Obecnie miasta opisywane są z wykorzystaniem różnorodnych wskaźników wynikających z norm oraz dokumentów planistycznych i urbanistycznych. Za przykład może posłużyć Warszawa, która w 2019 roku otrzymała platynowy certyfikat zgodności z normą ISO 37120, która obejmuje 17 obszarów funkcjonowania miasta, m.in. edukacji, środowiska, finansów, transportu oraz bezpieczeństwa. Zakłada się, że poddanie się procedurze certyfikacyjnej jest weryfikacją tego jak żyje się w danym mieście, by następnie móc nim zarządzać i planować jego zrównoważony rozwój. Jednak czy tak uzyskane miary są wystarczająco szczegółowe by spełnić te cele?
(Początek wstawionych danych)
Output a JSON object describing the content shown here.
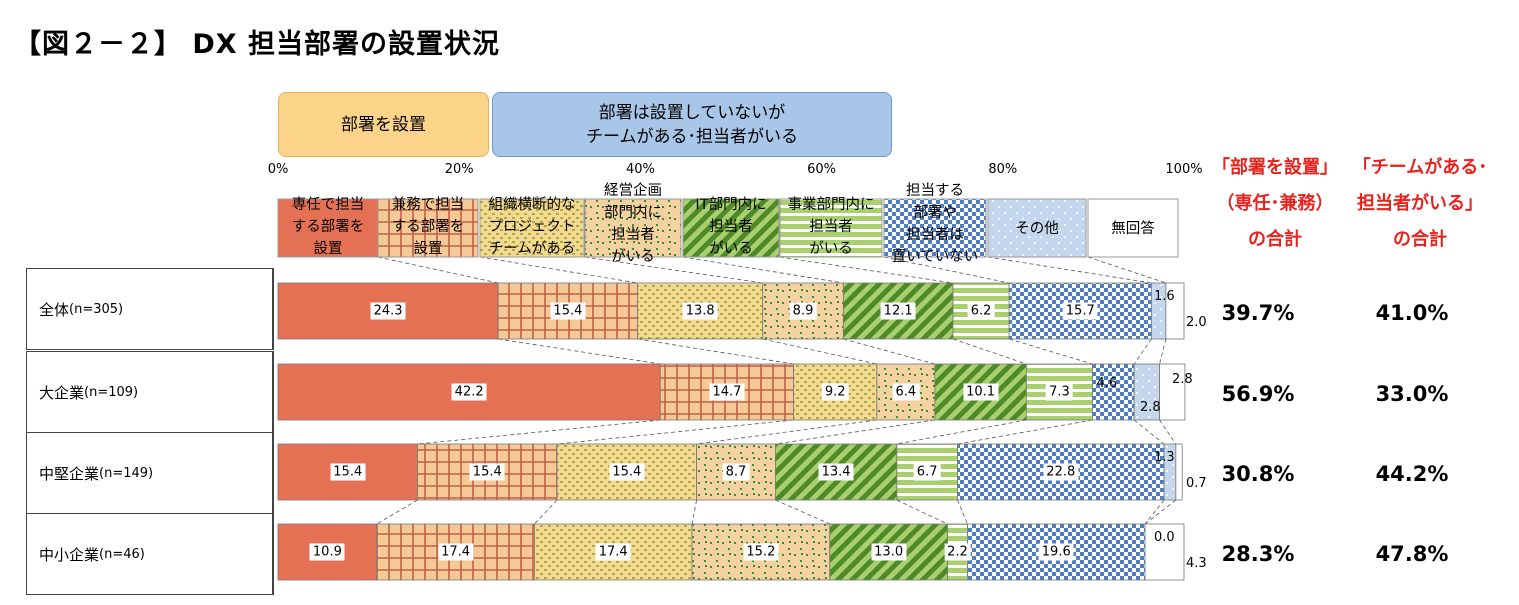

– Certyfikat może być wykorzystany w promowaniu miasta, może przyciągać inwestorów i zwiększać wiarygodność miast i służyć do porównań, ale tego typu certyfikaty nie są wystarczające by mogły być przydatne do planowania, ponieważ wartości wskaźników w nich przedstawiane dotyczą całego miasta – tłumaczy dr inż. Anna Fijałkowska z Wydziału Geodezji i Kartografii Politechniki Warszawskiej. – Czyli dalej nie wiemy co dzieje się wewnątrz miasta, jakie zmiany i gdzie zachodzą. Nawet uszczegółowienie obliczeń różnorodnych wskaźników do obszarów dzielnic, w obrębach geodezyjnych, obwodach spisowych, itd. nadal nie daje pełnego obrazu i tak wyznaczane wskaźniki nie sprawdzają się w planowaniu przestrzennym – wyjaśnia.
Idea projektu
– Razem z przedstawicielami samorządów dyskutowaliśmy na temat sposobów badania jakości życia mieszkańców i czy stosowane obecnie metody są wystarczające – mówi dr Fijałkowska. – Wspólnie zastanawialiśmy się jak wyrazić liczbowo jakość, która bardzo często jest czymś co ludzie odczuwają i oceniają subiektywnie, to znaczy czują, że np. jakość ich życia polepszyła się, bo coś nowego w przestrzeni miejskiej się pojawiło lub coś, co było przeszkodą, zostało usunięte. Różni mieszkańcy mają różne potrzeby. Dlatego uwzględnienie tak wielu głosów jest tak trudne w politykach miejski. By to ułatwić, próbuje się mierzyć jakość życia, a poszczególne jej aspekty przedstawiać wskaźnikami – tłumaczy.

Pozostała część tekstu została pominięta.